Kyle McDonald is an artist working with code. He crafts interactive installations, sneaky interventions, playful websites, workshops, and toolkits for other artists working with code. Exploring possibilities of new technologies: to understand how they affect society, to misuse them, and build alternative futures; aiming to share a laugh, spark curiosity, create confusion, and share spaces with magical vibes. Working with machine learning, computer vision, social and surveillance tech spanning commercial and arts spaces. Previously adjunct professor at NYU’s ITP, member of F.A.T. Lab, community manager for openFrameworks, and artist in residence at STUDIO for Creative Inquiry at CMU, and YCAM in Japan. Work commissioned and shown around the world, including: the V&A, NTT ICC, Ars Electronica, Sonar, Todays Art, and Eyebeam.
Rapid Response Project
McDonald researched the intersection of face analysis and policing.
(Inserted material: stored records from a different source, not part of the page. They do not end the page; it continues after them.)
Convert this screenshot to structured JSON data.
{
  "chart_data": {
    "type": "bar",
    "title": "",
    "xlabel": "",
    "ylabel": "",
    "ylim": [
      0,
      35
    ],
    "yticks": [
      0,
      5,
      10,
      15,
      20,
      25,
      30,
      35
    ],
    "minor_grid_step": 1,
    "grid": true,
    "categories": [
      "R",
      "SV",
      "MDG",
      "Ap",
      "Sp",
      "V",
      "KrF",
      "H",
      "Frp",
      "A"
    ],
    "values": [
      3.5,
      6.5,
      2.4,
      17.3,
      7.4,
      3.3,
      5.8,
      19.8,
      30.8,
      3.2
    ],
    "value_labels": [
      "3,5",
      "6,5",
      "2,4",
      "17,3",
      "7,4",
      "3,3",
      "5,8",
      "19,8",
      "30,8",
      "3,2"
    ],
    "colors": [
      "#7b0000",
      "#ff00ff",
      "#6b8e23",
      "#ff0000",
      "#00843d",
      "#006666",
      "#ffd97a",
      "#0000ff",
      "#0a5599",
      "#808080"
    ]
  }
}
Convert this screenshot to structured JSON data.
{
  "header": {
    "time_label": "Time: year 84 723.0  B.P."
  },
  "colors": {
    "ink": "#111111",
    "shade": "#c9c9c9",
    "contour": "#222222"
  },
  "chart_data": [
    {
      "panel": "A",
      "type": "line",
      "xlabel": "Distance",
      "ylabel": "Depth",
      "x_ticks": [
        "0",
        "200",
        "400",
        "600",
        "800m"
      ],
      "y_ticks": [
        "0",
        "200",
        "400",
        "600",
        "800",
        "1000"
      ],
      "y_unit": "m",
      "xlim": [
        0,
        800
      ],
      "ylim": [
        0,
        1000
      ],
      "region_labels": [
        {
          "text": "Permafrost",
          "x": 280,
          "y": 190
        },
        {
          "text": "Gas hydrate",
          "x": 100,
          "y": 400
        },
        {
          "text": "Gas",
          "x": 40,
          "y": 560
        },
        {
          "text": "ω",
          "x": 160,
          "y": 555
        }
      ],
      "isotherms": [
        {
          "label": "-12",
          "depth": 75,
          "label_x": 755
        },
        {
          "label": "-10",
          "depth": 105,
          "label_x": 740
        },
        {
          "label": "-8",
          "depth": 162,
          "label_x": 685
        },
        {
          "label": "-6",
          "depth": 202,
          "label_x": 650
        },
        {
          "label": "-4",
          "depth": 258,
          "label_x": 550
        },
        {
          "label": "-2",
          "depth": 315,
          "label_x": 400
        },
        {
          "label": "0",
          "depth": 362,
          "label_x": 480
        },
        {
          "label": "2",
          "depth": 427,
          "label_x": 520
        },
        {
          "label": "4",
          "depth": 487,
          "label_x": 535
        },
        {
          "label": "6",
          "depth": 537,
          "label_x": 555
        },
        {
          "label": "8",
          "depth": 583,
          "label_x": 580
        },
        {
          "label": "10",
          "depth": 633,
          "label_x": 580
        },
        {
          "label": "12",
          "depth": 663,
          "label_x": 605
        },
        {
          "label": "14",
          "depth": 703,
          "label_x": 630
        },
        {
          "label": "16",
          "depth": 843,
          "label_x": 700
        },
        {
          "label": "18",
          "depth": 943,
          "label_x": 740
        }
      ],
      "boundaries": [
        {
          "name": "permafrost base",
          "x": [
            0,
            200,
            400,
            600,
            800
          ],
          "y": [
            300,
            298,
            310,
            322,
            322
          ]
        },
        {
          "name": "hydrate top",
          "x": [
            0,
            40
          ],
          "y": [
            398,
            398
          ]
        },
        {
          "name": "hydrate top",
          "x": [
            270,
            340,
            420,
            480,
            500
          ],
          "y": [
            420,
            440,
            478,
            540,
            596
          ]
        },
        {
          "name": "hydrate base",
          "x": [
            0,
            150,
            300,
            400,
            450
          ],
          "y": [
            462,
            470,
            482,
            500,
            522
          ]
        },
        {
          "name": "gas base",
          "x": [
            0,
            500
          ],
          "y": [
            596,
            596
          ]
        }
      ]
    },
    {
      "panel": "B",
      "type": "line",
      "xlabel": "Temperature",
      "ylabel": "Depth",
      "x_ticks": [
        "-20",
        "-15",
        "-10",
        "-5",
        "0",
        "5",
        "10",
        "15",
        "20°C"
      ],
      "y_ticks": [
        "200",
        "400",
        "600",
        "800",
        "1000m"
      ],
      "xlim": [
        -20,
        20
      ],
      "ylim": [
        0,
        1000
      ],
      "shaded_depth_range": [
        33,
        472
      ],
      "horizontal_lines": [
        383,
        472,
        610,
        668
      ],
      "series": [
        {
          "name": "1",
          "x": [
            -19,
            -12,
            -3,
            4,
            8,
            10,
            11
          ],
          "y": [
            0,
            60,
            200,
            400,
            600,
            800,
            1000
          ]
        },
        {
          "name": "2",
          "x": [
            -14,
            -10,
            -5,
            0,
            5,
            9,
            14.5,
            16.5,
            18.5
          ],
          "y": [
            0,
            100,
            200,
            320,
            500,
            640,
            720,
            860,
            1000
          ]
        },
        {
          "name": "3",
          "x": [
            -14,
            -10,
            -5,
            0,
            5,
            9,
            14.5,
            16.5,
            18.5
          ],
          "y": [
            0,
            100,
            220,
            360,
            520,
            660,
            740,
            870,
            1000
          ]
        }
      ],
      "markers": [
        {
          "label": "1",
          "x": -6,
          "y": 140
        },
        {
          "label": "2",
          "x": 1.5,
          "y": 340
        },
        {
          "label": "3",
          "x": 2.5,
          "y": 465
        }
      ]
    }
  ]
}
American police have been running face recognition on surveillance cameras for nearly 20 years. While there have been many investigations into face detection and recognition, today advances in machine learning are weaponized to estimate everything from age and facial expressions to race and gender. This analysis happens behind the scenes on billboards, social media, and policing systems, often trained on publicly accessible data. A deeper understanding of this tech gives us the tools we need to dismantle it — whether in public spaces monitored by surveillance cameras, or personal webcams and mobile cameras monitored by big tech companies.